Leaders lift. They intentionally add value to people. There is a thin line between motivating people and manipulating people. Do you want to add value to the lives of others – or do you want them to add value to YOUR life? People want to know: Do you like me? Can you help me? Can I trust you? Everything worthwhile is uphill. Selfishness and significance are incompatible. Most people don’t lead a life; they simply accept their life. Jesus values people. His entire life shows him encountering others and reflecting that God values them. Are we going to spend our life connecting with people or correcting them?
Just typing these phrases, scattered throughout my notes on his talk – they convict and inspire and bring tears again, because this; this is the tugging, the gentle descent into releasing years of striving and fighting and clamoring for affirmation. This is, I think, the point.
And then tonight I get this from Pete Rollins, a philosopher and theologian who I trust to spark my thinking. Rollins, paraphrasing philosopher and theologian Paul Tillich, says these words:
You can never love God, but you love someone. And in loving someone, you love God. God is not an object that you love, God is that which you discover in the act of loving itself.

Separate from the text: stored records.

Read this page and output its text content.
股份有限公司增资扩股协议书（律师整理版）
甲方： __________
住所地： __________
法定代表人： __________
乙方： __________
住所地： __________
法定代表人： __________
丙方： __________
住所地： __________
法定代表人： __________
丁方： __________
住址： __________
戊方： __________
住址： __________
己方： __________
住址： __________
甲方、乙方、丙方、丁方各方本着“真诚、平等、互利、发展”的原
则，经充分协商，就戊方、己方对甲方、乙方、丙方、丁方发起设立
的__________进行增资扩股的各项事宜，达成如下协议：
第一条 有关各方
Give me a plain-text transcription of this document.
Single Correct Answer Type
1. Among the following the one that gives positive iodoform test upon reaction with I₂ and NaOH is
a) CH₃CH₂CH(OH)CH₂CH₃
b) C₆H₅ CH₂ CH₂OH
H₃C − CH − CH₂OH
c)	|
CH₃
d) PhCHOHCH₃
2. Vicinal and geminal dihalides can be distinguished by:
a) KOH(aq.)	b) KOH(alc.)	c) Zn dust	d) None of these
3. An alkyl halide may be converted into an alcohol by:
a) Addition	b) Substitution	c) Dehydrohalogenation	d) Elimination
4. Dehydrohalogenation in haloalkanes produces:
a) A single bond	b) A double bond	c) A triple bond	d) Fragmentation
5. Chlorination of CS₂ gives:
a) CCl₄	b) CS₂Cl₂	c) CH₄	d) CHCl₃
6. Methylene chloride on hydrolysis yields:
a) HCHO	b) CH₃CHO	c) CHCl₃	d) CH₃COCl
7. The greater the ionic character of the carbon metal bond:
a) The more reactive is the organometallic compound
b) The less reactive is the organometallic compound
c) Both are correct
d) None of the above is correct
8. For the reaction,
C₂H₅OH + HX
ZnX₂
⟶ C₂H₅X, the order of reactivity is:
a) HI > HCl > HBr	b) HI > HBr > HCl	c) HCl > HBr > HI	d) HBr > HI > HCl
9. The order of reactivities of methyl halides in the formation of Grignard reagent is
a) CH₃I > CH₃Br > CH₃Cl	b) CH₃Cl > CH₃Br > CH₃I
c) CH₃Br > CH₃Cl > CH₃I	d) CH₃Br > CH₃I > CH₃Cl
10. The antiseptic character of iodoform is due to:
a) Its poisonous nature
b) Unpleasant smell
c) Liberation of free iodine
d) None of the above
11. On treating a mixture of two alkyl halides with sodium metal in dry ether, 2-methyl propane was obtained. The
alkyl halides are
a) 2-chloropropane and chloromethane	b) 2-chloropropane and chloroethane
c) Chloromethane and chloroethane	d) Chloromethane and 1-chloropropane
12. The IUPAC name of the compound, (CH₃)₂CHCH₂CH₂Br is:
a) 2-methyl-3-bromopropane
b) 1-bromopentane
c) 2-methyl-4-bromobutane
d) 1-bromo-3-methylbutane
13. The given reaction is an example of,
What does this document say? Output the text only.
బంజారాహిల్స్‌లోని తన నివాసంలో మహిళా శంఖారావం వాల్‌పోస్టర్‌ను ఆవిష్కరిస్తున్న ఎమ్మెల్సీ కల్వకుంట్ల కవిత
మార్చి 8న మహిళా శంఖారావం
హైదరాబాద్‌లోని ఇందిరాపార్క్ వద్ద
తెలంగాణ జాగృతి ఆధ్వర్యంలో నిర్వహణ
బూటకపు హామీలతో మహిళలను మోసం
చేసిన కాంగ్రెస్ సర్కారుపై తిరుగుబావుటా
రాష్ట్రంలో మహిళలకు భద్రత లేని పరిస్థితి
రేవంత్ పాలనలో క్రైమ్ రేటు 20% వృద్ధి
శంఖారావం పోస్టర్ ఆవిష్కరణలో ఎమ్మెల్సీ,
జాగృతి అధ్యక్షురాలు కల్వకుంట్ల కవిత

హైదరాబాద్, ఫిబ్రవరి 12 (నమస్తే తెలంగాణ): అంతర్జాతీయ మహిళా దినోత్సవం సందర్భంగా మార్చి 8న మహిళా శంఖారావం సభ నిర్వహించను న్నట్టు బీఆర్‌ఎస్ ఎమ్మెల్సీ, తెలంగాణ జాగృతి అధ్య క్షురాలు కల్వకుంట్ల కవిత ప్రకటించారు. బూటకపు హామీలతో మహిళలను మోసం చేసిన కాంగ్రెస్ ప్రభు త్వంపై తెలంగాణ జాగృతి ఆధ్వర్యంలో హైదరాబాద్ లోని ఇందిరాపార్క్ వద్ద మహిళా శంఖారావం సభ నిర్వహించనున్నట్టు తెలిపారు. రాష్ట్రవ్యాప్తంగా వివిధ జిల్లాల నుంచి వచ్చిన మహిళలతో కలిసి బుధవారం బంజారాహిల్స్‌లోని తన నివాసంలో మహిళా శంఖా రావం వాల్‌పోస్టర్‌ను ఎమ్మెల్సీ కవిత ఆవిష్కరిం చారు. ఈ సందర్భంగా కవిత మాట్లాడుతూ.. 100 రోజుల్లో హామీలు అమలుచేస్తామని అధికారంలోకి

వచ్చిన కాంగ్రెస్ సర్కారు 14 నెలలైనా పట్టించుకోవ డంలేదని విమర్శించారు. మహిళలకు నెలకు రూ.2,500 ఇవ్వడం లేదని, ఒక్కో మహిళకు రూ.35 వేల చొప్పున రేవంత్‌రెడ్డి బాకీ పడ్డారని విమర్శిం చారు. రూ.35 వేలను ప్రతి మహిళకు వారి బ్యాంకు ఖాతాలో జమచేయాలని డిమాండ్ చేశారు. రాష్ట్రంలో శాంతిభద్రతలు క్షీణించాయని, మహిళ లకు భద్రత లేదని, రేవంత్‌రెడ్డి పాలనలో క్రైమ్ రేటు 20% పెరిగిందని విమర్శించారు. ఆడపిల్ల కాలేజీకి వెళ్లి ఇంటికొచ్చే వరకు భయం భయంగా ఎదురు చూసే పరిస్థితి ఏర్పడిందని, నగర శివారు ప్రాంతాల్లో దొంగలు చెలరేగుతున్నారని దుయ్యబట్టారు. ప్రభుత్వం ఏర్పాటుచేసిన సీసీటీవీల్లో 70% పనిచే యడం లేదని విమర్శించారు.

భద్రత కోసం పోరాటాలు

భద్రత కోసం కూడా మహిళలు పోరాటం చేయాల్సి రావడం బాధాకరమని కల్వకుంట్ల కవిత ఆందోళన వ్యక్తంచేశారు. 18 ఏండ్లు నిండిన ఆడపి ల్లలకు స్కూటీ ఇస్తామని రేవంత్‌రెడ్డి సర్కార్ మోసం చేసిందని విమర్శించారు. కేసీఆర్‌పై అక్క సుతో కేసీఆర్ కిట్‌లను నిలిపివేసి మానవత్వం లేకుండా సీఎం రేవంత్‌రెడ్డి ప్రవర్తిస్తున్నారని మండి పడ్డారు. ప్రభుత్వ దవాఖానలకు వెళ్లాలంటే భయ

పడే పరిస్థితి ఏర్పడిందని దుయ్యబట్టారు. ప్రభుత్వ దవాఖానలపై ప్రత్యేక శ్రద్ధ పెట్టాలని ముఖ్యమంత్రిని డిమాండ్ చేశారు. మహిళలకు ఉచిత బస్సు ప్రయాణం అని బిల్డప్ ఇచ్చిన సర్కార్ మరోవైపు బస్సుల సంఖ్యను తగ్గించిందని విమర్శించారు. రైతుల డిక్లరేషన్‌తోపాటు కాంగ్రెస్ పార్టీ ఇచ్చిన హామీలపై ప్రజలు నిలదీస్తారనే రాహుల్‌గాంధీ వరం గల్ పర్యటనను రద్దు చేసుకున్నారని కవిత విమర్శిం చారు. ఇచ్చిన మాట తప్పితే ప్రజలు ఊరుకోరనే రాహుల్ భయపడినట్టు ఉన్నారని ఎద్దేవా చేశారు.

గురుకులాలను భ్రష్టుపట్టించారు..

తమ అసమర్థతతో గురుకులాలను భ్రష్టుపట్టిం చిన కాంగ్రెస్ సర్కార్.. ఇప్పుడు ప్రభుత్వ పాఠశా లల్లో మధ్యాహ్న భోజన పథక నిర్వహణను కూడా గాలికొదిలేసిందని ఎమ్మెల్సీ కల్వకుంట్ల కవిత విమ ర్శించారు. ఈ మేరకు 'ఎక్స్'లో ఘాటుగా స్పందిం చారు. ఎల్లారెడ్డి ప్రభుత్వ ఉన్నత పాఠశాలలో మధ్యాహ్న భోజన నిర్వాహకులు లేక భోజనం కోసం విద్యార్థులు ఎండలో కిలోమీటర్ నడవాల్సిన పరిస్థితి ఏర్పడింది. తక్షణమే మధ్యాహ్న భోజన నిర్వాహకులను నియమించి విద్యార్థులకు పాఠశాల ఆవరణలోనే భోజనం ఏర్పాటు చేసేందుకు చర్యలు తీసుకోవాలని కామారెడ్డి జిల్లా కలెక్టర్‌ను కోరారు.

And first I think, What is this nonsense? because in every church I’ve ever been, to boldly state YOU CAN NEVER LOVE GOD would start a fire and end in shame. Of course we love God! We love God because He first loved us! Look at me, loving God in all my God-loving ways! My prayer and my music and my wall art and my proclamations…
….all my things….
I backed up and heard this statement again, because I felt a Holy Nudge, and I knew there was something for me there. And in a flash of brilliance, a thunderclap of dots connecting, I saw that what stuck in my soul from John Maxwell was woven in the somewhat existential philosophical declaration of Rollins, and I tripped over that love your neighbor business that Jesus said more than once, and I stopped what I was doing and decided I’d write all this down.
You can’t love God. Think on that for a while, and think about adding value to someone’s life by connecting with them instead of correcting them. Think about the uphill battle, the tide of political fencing and half-true news stories that we swim against. Think about the quickness that is in our nature to judge and to walk on the other side of the street.
Just think about that, and see what happens.
That’s what I’ve told myself. We’ll see what happens.